Tennessee might have officially cut wrestling in 1984 but students’ interest in the sport never vanished.

In 1998, those students received a lifeline.

That year signaled the start of the Tennessee wresting club, giving wrestling enthusiasts a chance to continue their passion.

“I found out about the wrestling team in high school and saw it as an option to continue my wrestling career,” Drew Welch, sophomore, said.

Wrestling, along with other club sports and intramural teams at Tennessee, offers students an avenue to stay in shape, the chance to continue their athletics pursuits and the opportunity to forge friendships with others who share similar interests.

The club also gives students an avenue to stay in shape in college.

Athletic programs don’t offer every sport and very few students can play on official college teams. That’s why there are clubs. Clubs and recreational sports on campus offer competition, but they also are relaxed and enjoyable.

“The tournament atmosphere is pretty laid back generally,” Tanner Reynolds, team captain, said. “We try not to take ourselves too seriously as far out as getting with the team and practicing.”

However, the laid-back environment doesn’t prevent students from working hard to accomplish the goals they want to achieve.

Reynolds said he wants to reach the Nationals once again — as he has for the past two years. He was also ranked 5th overall at 157 lbs. in the preseason for the the National Collegiate Wrestling Association.

UT will be competing in some upcoming tournaments such as the Classic City Championship in Athens, Georgia this weekend, the Mid-Atlantic Conference Championships on Feb. 27 and the Nationals during March for wrestlers that qualify.

If the team can show how competitive they can be, it can perhaps lead to the sport being considered on varsity level once again.

The Tennessee wrestling team was cut for a variety of reasons but the biggest was that the team wasn’t drawing enough revenue.

“Some people say it was Title IX, but wrestling in general has never been a money maker,” wrestling coach Marcus Burgin said. “But it’s not an expensive sport.”

Burgin, however, didn’t rule out the possibility that wrestling could return to Tennessee as an official sport.

It’s going to be a combination of support of the community and growth from this team,” Burgin said. “Wrestling is the cheapest sport a college could ever have. If you get enough support, it can completely self-fund. It’s about having a team that can be competitive in the NCAA, that’s consistently growing, consistently funding itself and growing with support.”

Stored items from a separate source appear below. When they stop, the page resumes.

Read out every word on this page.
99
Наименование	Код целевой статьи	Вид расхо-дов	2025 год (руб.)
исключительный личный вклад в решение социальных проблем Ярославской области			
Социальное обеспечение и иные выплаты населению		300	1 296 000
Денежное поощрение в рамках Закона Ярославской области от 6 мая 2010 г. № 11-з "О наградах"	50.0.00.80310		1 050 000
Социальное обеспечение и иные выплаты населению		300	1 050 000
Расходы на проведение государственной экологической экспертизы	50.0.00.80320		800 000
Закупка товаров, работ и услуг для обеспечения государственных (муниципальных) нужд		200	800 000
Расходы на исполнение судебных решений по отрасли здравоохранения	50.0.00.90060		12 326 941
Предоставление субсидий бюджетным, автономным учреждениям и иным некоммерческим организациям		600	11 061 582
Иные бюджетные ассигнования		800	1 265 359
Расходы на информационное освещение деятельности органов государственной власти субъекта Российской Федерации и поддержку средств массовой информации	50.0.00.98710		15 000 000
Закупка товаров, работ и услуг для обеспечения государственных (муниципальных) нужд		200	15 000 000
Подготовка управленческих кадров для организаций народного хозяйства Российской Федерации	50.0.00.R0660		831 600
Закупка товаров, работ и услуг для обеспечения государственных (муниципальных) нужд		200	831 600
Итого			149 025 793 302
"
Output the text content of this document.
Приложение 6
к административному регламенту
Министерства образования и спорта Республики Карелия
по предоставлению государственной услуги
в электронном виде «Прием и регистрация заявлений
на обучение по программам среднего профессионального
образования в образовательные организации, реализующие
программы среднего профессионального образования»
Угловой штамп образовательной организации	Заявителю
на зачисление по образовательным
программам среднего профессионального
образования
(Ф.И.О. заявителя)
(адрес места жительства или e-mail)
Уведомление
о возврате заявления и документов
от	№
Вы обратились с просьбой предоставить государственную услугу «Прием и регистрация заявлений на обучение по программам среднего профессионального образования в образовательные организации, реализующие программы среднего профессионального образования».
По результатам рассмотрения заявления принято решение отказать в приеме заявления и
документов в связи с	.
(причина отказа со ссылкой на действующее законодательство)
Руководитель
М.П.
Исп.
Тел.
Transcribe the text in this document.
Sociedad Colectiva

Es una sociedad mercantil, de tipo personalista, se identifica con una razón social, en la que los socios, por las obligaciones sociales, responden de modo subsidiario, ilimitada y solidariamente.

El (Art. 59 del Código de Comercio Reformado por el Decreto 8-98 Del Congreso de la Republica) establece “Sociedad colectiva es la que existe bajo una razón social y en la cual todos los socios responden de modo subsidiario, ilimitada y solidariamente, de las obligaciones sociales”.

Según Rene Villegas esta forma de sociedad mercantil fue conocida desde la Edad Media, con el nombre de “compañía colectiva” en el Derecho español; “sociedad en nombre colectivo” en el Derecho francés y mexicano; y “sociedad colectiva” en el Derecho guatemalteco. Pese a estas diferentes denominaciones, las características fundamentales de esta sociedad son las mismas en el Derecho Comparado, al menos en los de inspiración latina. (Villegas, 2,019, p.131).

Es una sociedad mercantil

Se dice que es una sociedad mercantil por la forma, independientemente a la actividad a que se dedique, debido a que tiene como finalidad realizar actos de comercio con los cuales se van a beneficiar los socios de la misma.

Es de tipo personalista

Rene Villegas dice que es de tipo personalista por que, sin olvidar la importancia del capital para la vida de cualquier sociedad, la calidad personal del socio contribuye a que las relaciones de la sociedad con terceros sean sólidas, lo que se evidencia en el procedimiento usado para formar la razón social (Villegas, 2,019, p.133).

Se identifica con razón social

The only SEC school that has a varsity wrestling team in the D1 division is Missouri, but it technically plays under the MAC in this instance. Support from the other SEC members will have to grow for wrestling to become popularized and televised. Unfortunately, many D1 schools have been dropping their wrestling programs, with opportunities and scholarships lost for potential student-athletes.

Like the community that team sports help build, sometimes these teams need support from their community in return.